犬を取り巻く現状を知ろうシリーズ1|
飼い主のいない犬のこと。

考えてみよう、飼い主のいない犬のこと。

ワンコは家族の一員という皆さんには想像もつかない事かもしれませんが、
日本には「飼い主のいない犬」がたくさんいます。
どうして飼い主がいない犬が存在するのでしょうか?
9月20日から26日までは動物愛護週間です。
この機会に、様々な環境下にいる犬のことを考えてみませんか。

Why are there stray dogs? どうして飼い主がいない
犬が存在するの?

01 迷子になってしまった場合

リードが外れてしまった、玄関のドアを開けた瞬間に足元を擦り抜けたなど、皆さんのワンコが脱走し、迷子になってしまった時に、所有者明示(※1)(迷子札装着やマイクロチップの挿入など)が行われていないと飼い主不明の犬になってしまいます。

自治体の動物愛護センター・保健所には、年間に31,809頭の所有者不明の犬が引き取られ、そのうち飼い主さんに返還されたのは11,338頭に留まっています。(環境省・平成30年度 動物愛護管理行政事務提要)

※1 狂犬病予防法では、狂犬病予防注射の接種により交付される「鑑札」と「狂犬病予防注射済票」を装着しておくことが義務付けられています。

02 捨てられてしまった場合

大切な家族を捨てるなんて考えられないという人がいる一方、「病気になった」「高齢になった」「言うことを聞かない」などの理由で犬を手放してしまう人もいます。
自治体の動物愛護センター・保健所が飼い主から引き取った犬(※2)は3,726頭いました。(環境省・平成30年度 動物愛護管理行政事務提要)
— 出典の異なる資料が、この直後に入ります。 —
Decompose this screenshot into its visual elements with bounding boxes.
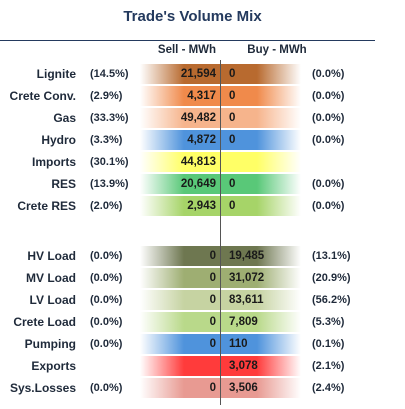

また、一部の繁殖屋(パピーミルと呼ばれるような劣悪な環境下で犬を繁殖させる業者)が繁殖に使えなくなったという理由で捨ててしまう(※3)場合もあります。

※2 動物の飼い主は、その動物が命を終えるまで適切に飼養する「終生飼養」の責任があることが動物愛護法に明確にされていますので、自治体が無条件に引き取ることはありません。

※3 動物愛護法では、繁殖業者を含む犬猫等販売業者は販売困難な犬猫についても終生飼養を確保することが明記されています。

03 保護された場合

動物愛護センター・保健所で殺処分されてしまう犬や、劣悪な環境下で飼育されている犬を救うために、各地で活動するボランティア団体がたくさんあります。
保護された犬たちは、保護団体の施設(シェルター)などで多くの犬たちと共に過ごす場合と、ボランティア(フォスター)さんの自宅で預かる場合があります。いずれも心身のケアを受けながら、新しい飼い主さんを待っています。

保護犬は何頭いるの?

保護犬の正確な頭数は把握できません。ただ新しい飼い主さんを待っている犬の多くが掲載されているwebサイトがあります。「ペットのおうち」という情報サイトです。
自治体やボランティア団体、また一般家庭にいるけれど飼えなくなってしまった等、様々な場所で新しい飼い主さんを待っているペットが掲載されています。犬の登録数は68,890件もあります。(2020年8月26日現在)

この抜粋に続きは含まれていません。